Introduction
This topic is intended for software developers who want to understand the process of synthesizing accelerated hardware from a software algorithm written in C/C++. This document introduces developers to the fundamental concepts that need to be understood in order to design and create good synthesizable software in such a way that it can be successfully converted to hardware using high-level synthesis (HLS) tools. The discussion in this document will be tool-agnostic and the concepts introduced are common to most HLS tools. The main concepts introduced here should be familiar to people with RTL design experience. However, reviewing this material can provide a useful reinforcement of the importance of these concepts; help you understand how to approach HLS, and in particular how to structure HLS code to achieve high-performance designs.
Throughput and Performance
You might be reading this document because you are interested in converting some part of your algorithm/application to run on hardware instead of software. One of the reasons might be that you have identified a part of your application that needs to run at a significantly faster rate than what is achievable on traditional CPU/GPU architectures and achieve higher processing rates and/or performance. Let us first establish what these terms mean in the context of hardware acceleration. Throughput is defined as the number of specific actions executed per unit of time or results produced per unit of time. This is measured in units of whatever is being produced (cars, motorcycles, I/O samples, memory words, iterations) per unit of time. For example, the term "memory bandwidth" is sometimes used to specify the throughput of the memory systems. Similarly, performance is defined as not just higher throughput but higher throughput with low power consumption. Lower power consumption is as important as higher throughput in today's world.
Architecture Matters
In order to better understand how custom hardware can accelerate portions of your program, you will first need to understand how your program runs on a traditional computer. The von Neumann architecture is the basis of almost all computing done today even though it was designed more than 7 decades ago. This architecture was deemed optimal for a large class of applications and has tended to be very flexible and programmable. However, as application demands started to stress the system, CPUs began supporting the execution of multiple processes. Multithreading and/or Multiprocessing can include multiple system processes ( For example: executing two or more programs at the same time), or it can consist of one process that has multiple threads within it. Multi-threaded programming using a shared memory system became very popular as it allowed the software developer to design applications with parallelism in mind but with a fixed CPU architecture. For example, the figure below shows an example on the left of a multithreaded executable, Powerpoint, that chooses to execute different elements of the application, such as graphics, the processing of keystrokes, and spell checking, using multiple parallel threads. But when multi-threading and the ever-increasing CPU speeds could no longer handle the data processing rates, multiple CPU cores and hyperthreading were used to improve throughput as shown in the figure on the right.

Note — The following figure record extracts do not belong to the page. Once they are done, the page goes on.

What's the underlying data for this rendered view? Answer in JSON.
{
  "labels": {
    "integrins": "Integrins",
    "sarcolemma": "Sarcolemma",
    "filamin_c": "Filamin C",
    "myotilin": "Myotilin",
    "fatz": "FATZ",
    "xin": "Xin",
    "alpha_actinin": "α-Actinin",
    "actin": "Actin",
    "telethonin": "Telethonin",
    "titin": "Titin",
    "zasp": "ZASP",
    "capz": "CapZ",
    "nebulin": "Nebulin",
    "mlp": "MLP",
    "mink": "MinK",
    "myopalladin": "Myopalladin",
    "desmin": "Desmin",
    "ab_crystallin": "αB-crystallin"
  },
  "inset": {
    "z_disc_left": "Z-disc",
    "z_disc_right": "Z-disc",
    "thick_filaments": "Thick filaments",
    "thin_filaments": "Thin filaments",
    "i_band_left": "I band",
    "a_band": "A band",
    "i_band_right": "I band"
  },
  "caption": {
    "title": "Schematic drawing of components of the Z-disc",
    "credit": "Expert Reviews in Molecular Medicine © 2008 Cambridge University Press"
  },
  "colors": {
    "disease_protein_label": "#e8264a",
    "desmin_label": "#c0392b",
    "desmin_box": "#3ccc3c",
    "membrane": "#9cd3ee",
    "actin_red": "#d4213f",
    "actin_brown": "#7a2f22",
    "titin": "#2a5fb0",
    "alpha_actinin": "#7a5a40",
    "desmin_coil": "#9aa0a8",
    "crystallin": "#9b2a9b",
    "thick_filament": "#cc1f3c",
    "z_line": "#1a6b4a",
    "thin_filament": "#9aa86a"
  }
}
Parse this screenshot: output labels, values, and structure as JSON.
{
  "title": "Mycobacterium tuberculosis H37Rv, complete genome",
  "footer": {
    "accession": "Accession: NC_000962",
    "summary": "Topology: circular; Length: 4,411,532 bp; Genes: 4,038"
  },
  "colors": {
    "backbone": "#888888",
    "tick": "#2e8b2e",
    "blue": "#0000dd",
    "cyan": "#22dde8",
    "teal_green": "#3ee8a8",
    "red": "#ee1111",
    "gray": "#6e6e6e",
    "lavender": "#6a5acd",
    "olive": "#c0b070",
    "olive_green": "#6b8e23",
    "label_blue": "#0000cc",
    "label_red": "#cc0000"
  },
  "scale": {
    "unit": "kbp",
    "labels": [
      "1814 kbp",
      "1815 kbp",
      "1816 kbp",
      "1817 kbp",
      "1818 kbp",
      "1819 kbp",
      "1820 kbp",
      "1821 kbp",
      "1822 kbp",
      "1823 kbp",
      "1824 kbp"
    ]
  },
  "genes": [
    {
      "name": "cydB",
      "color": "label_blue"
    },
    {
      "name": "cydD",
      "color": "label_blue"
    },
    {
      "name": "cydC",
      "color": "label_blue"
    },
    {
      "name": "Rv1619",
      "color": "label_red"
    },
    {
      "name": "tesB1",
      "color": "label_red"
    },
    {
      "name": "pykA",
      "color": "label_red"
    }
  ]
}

This general purpose flexibility comes at a cost in terms of power and peak throughput. In today's world of ubiquitous smart phones, gaming, and online video conferencing, the nature of the data being processed has changed. To achieve higher throughput, you must move the workload closer to memory, and/or into specialized functional units. So the new challenge is to design a new programmable architecture in such a way that you can maintain just enough programmability while achieving higher performance and lower power costs.
A field-programmable gate array (FPGA) provides for this kind of programmability and offers enough memory bandwidth to make this a high-performance and lower power cost solution. Unlike a CPU that executes a program, an FPGA can be configured into a custom hardware circuit that will respond to inputs in the same way that a dedicated piece of hardware would behave. Reconfigurable devices such as FPGAs contain computing elements of extremely flexible granularities, ranging from elementary logic gates to complete arithmetic-logic units such as digital signal processing (DSP) blocks. At higher granularities, user-specified composable units of logic called kernels can then be strategically placed on the FPGA device to perform various roles. This characteristic of reconfigurable FPGA devices allows the creation of custom macro-architectures and gives FPGAs a big advantage over traditional CPUs/GPUs in utilizing application-specific parallelism. Computation can be spatially mapped to the device, enabling much higher operational throughput than processor-centric platforms. Today's latest FPGA devices can also contain processor cores (Arm-based) and other hardened IP blocks that can be used without having to program them into the programmable fabric.